Increasing evidence indicates that PCS symptom reporting could be influenced by non-head injury factors, suggesting that symptoms typically associated with PCS may not be unique to head injury. The role of symptom expectation in PCS symptom etiology has been hypothesized, highlighting the need to compare expected symptoms for various disorders. A study of 82 undergraduates who reported their current and expected symptoms if they had suffered a head injury, an orthopedic injury, post-traumatic stress, or depression showed no significant differences in overall symptoms or symptom subscales. However, individuals simulating head injury, post-traumatic stress, and depression expected an increase in total symptoms, whereas individuals portraying orthopedic injury did not. Individuals with head injuries reported fewer affective symptoms than those portraying psychological disorders. These results indicate that illness beliefs and expectations may play a crucial role in PCS and, more specifically, its persistence [78].
Furthermore, there are several studies that showed that some PCS patients tend to exaggerate their symptoms and their persistence due to various causes. This phenomenon was seen in both children and adults [79,80]. In order to overcome this possible limitation in the diagnosis of persistent PCS, efforts were made to include the caregivers’ observations regarding the patients’ symptoms [81]. In other circumstances, during the brain function assessment, electroencephalogram-based evaluation of left frontal neural responses during memory recollection could also bring relevant information about the possibly exaggerated symptomatology [82]. Certain scales addressing cognitive and physiological measurable aspects, such as the Mild Brain Injury Atypical Symptoms (mBIAS) scale [83,84] and the Validity-10 scale [80], could further prevent the acknowledgment of some symptoms of which severity or duration was overappreciated.

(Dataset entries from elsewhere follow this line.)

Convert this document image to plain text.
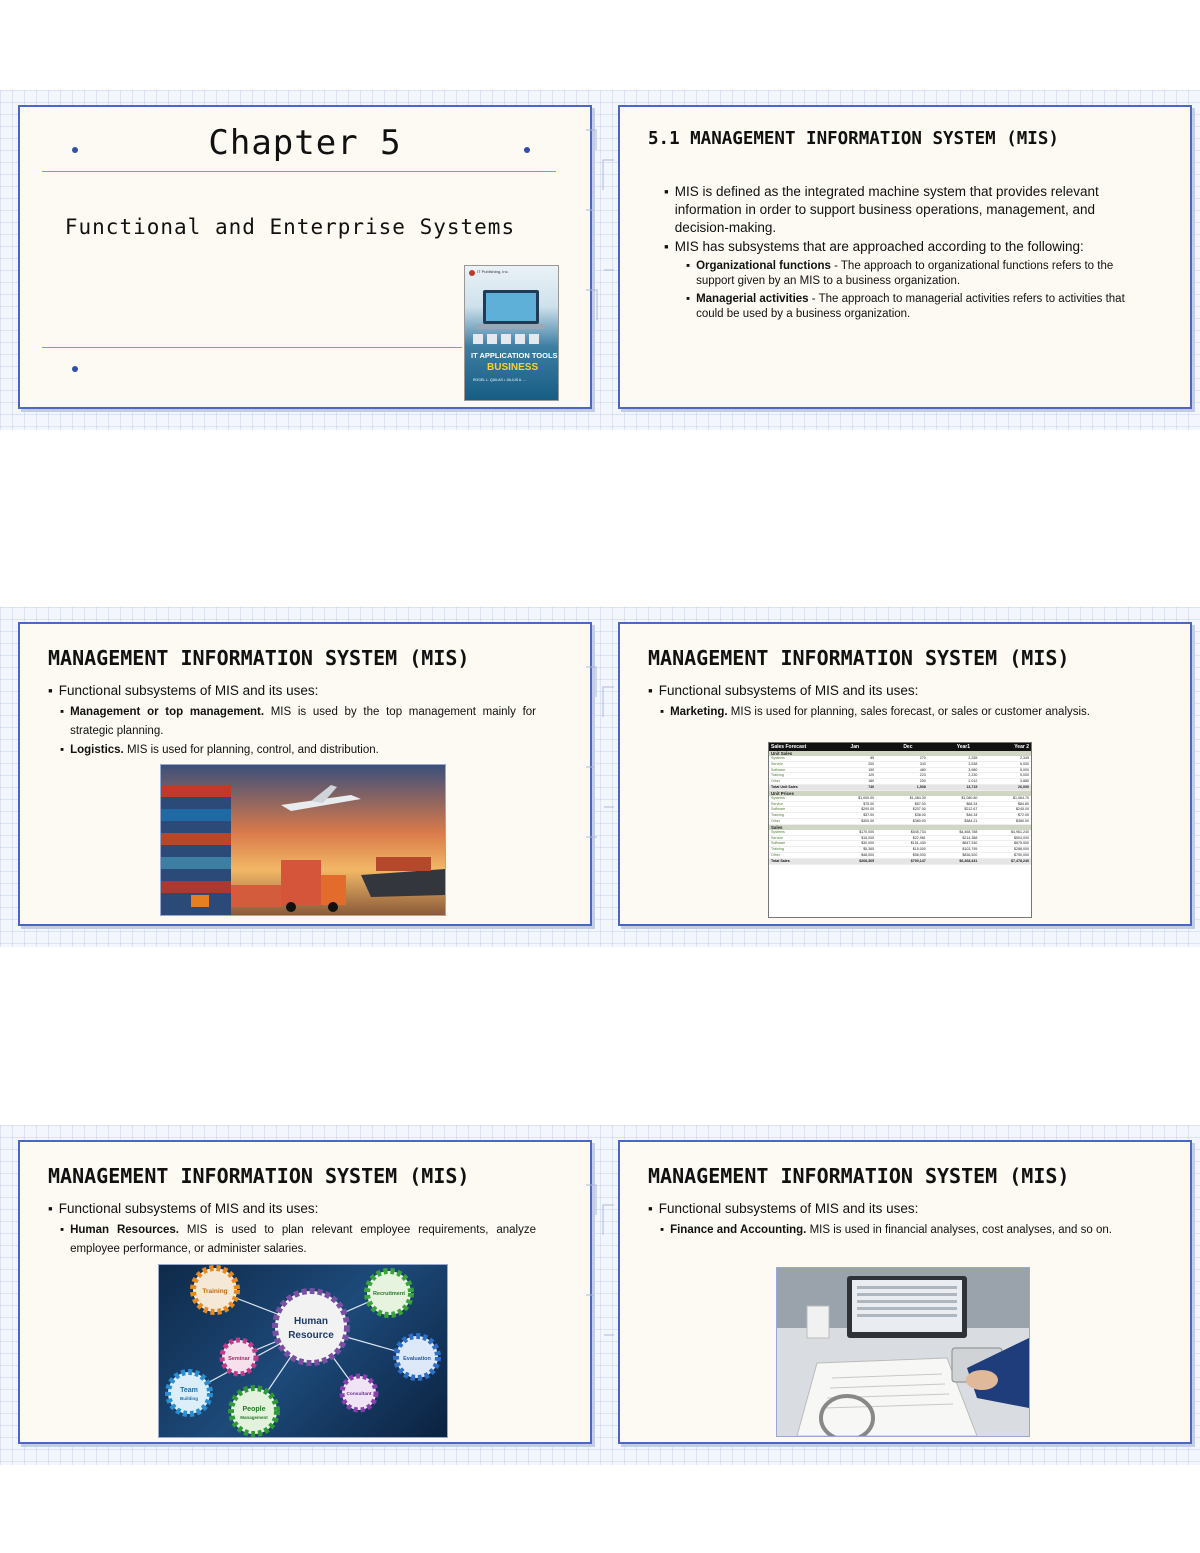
Chapter 5
Functional and Enterprise Systems
IT Publishing, Inc.
IT APPLICATION TOOLS
BUSINESS
ROGEL L. QUILAS • JULIUS A. ...
5.1 MANAGEMENT INFORMATION SYSTEM (MIS)
▪ MIS is defined as the integrated machine system that provides relevant information in order to support business operations, management, and decision-making.
▪ MIS has subsystems that are approached according to the following:
▪ Organizational functions - The approach to organizational functions refers to the support given by an MIS to a business organization.
▪ Managerial activities - The approach to managerial activities refers to activities that could be used by a business organization.
MANAGEMENT INFORMATION SYSTEM (MIS)
▪ Functional subsystems of MIS and its uses:
▪ Management or top management. MIS is used by the top management mainly for strategic planning.
▪ Logistics. MIS is used for planning, control, and distribution.
MANAGEMENT INFORMATION SYSTEM (MIS)
▪ Functional subsystems of MIS and its uses:
▪ Marketing. MIS is used for planning, sales forecast, or sales or customer analysis.
Sales Forecast	Jan	Dec	Year1	Year 2
Unit Sales
Systems	85	270	2,255	2,345
Service	200	343	3,538	6,000
Software	150	480	3,980	5,000
Training	125	223	2,230	5,000
Other	180	200	2,012	3,885
Total Unit Sales	740	1,508	13,715	26,000
Unit Prices
Systems	$1,000.00	$1,084.30	$1,080.80	$1,064.70
Service	$75.00	$67.00	$68.34	$84.80
Software	$200.00	$207.00	$212.67	$245.00
Training	$37.00	$38.00	$46.34	$72.00
Other	$300.00	$380.00	$384.21	$380.00
Sales
Systems	$170,000	$545,734	$4,468,788	$4,961,240
Service	$15,000	$22,981	$214,388	$504,000
Software	$30,000	$151,430	$847,330	$875,000
Training	$5,365	$15,000	$103,795	$288,000
Other	$48,000	$56,000	$836,520	$750,000
Total Sales	$268,365	$790,147	$6,468,431	$7,478,240
MANAGEMENT INFORMATION SYSTEM (MIS)
▪ Functional subsystems of MIS and its uses:
▪ Human Resources. MIS is used to plan relevant employee requirements, analyze employee performance, or administer salaries.
Human
Resource
Training	Recruitment
Seminar	Evaluation
Team
Building
Consultant
People
Management
MANAGEMENT INFORMATION SYSTEM (MIS)
▪ Functional subsystems of MIS and its uses:
▪ Finance and Accounting. MIS is used in financial analyses, cost analyses, and so on.
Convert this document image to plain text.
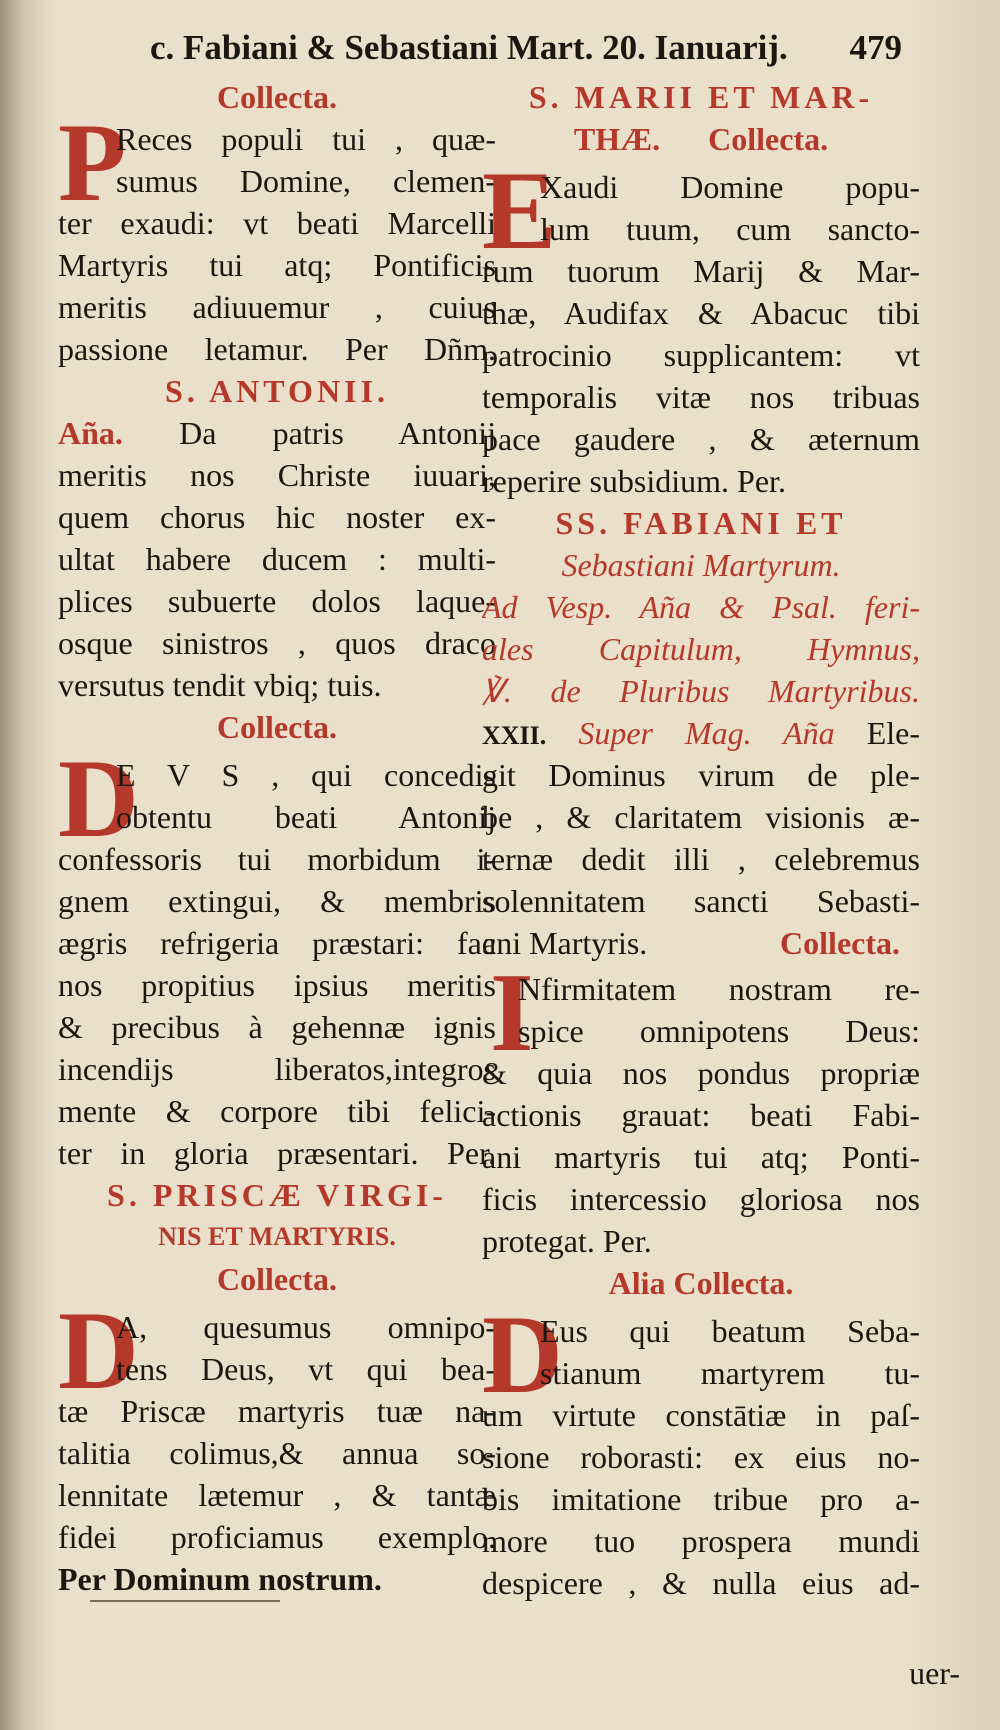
c. Fabiani & Sebastiani Mart. 20. Ianuarij. 479
Collecta.
P
Reces populi tui , quæ-
sumus Domine, clemen-
ter exaudi: vt beati Marcelli
Martyris tui atq; Pontificis
meritis adiuuemur , cuius
passione letamur. Per Dñm.
S. ANTONII.
Aña. Da patris Antonij
meritis nos Christe iuuari,
quem chorus hic noster ex-
ultat habere ducem : multi-
plices subuerte dolos laque-
osque sinistros , quos draco
versutus tendit vbiq; tuis.
Collecta.
D
E V S , qui concedis
obtentu beati Antonij
confessoris tui morbidum i-
gnem extingui, & membris
ægris refrigeria præstari: fac
nos propitius ipsius meritis
& precibus à gehennæ ignis
incendijs liberatos,integros
mente & corpore tibi felici-
ter in gloria præsentari. Per.
S. PRISCÆ VIRGI-
NIS ET MARTYRIS.
Collecta.
D
A, quesumus omnipo-
tens Deus, vt qui bea-
tæ Priscæ martyris tuæ na-
talitia colimus,& annua so-
lennitate lætemur , & tantæ
fidei proficiamus exemplo.
Per Dominum nostrum.
S. MARII ET MAR-
THÆ. Collecta.
E
Xaudi Domine popu-
lum tuum, cum sancto-
rum tuorum Marij & Mar-
thæ, Audifax & Abacuc tibi
patrocinio supplicantem: vt
temporalis vitæ nos tribuas
pace gaudere , & æternum
reperire subsidium. Per.
SS. FABIANI ET
Sebastiani Martyrum.
Ad Vesp. Aña & Psal. feri-
ales Capitulum, Hymnus,
℣. de Pluribus Martyribus.
XXII. Super Mag. Aña Ele-
git Dominus virum de ple-
be , & claritatem visionis æ-
ternæ dedit illi , celebremus
solennitatem sancti Sebasti-
ani Martyris.	Collecta.
I
Nfirmitatem nostram re-
spice omnipotens Deus:
& quia nos pondus propriæ
actionis grauat: beati Fabi-
ani martyris tui atq; Ponti-
ficis intercessio gloriosa nos
protegat. Per.
Alia Collecta.
D
Eus qui beatum Seba-
stianum martyrem tu-
um virtute constātiæ in paſ-
sione roborasti: ex eius no-
bis imitatione tribue pro a-
more tuo prospera mundi
despicere , & nulla eius ad-
uer-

5. Illness Beliefs in Functional Neurological Disorders

Beliefs and expectations about health influence functional symptoms in patients with FNDs. Studies have demonstrated that patients with FNDs have a bias toward “jumping to conclusions” and frequently changing their decision when presented with new evidence, which could be a risk factor for inappropriate updating of active inference, the theory in which the brain predicts and explains sensory input through past experiences [85]. This bias is reflected in the fact that patients with FND request less information than healthy controls before forming a decision. Furthermore, patients with functional tremors have been shown to overestimate the occurrence of tremors, reporting an occurrence rate of 80–90% of their waking day. In contrast, objective measurements indicate an average occurrence of only about 30 min daily. This overestimation is significantly more significant than in patients with organic tremors, indicating that top-down prediction of constant tremors may prevent the perception of time without tremor in patients with FND. In addition, the power of symptom expectation has been demonstrated, as those who expected to experience analgesia in certain areas of their body reported analgesia in exactly those areas. This finding has been incorporated into several etiological models for general medically unexplained physical symptoms and FND. These observations suggested that beliefs and expectations play a critical role in developing and maintaining functional symptoms, and they highlight the need for further research to elucidate the underlying mechanisms of this phenomenon [86,87].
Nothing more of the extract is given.